President Trumps Effect on the Chinese Economy in 2017
Unveiled in a presidential campaign speech Trump announced he would implement a 45% tax on all Chinese exports. Though the Chinese economy is shifting towards a more service based nature, there is still a heavy reliance on low cost manufacturing exports. Any tariffs and barriers to trade enforced by Trump would certainly see the economy take a hit. In reality, the likelihood that Trump would successfully introduce widespread measures is low. Both countries are members of the World Trade Organization, which act as a dispute body.
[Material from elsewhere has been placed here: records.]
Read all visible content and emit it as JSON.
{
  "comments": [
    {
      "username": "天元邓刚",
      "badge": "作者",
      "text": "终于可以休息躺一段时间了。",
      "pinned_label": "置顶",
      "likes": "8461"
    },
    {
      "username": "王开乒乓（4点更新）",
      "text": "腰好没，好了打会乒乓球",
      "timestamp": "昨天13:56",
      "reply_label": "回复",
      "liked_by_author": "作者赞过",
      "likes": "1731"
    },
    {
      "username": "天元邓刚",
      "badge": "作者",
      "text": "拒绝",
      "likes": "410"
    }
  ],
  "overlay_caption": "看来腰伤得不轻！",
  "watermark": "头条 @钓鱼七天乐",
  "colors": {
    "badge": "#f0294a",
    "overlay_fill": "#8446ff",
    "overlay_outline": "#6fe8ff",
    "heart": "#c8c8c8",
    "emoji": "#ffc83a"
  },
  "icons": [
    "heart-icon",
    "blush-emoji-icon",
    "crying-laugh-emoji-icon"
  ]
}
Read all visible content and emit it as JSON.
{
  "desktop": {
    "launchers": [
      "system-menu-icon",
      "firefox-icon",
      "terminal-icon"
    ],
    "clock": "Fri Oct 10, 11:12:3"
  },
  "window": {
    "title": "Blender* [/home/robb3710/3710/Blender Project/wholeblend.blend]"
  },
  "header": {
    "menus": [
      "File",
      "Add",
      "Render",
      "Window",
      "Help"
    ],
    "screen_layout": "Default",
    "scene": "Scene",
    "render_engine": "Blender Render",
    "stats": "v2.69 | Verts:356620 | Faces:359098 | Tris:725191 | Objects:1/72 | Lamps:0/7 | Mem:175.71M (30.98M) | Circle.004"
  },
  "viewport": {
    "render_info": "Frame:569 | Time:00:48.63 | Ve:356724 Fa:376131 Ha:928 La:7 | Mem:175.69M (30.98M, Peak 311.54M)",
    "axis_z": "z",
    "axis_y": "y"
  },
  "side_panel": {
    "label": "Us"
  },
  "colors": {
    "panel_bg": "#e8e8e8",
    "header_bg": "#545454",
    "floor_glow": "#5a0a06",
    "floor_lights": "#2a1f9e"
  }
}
Specific measures brought in even against select exports would still create damage to the economy.
Government Pessimism for the Chinese Economy in 2017
Official forecasts are also predicting a more difficult year for the Chinese economy in 2017. Growth levels are expected to continue decline throughout 2017. 2015 saw 6.9% growth, and the economy is on track to end on 6.7% growth for this year. 2017, is likely to decline again to 6.5%. After decades of unprecedented double digit growth, these single figures may be concerning. President Xi himself has even outlined the lower limit of 6.5% if the country is to double GDP levels by 2020 from the previous decade.
The Chinese economy in 2017 faces a negative outlook. From analysts’ predictions, to the government’s own forecasts, everyone is in agreement the future is not so bright. Comfort can be found in that the Chinese government have a strong record in navigating uncertain times. The unknown itself cannot be planned against. Life is full of unpredictability. Worldwide political factors could cause another financial crisis out of nowhere. If China manages to handle the turbulent economy in a similar as in 2016, then the country should see it through.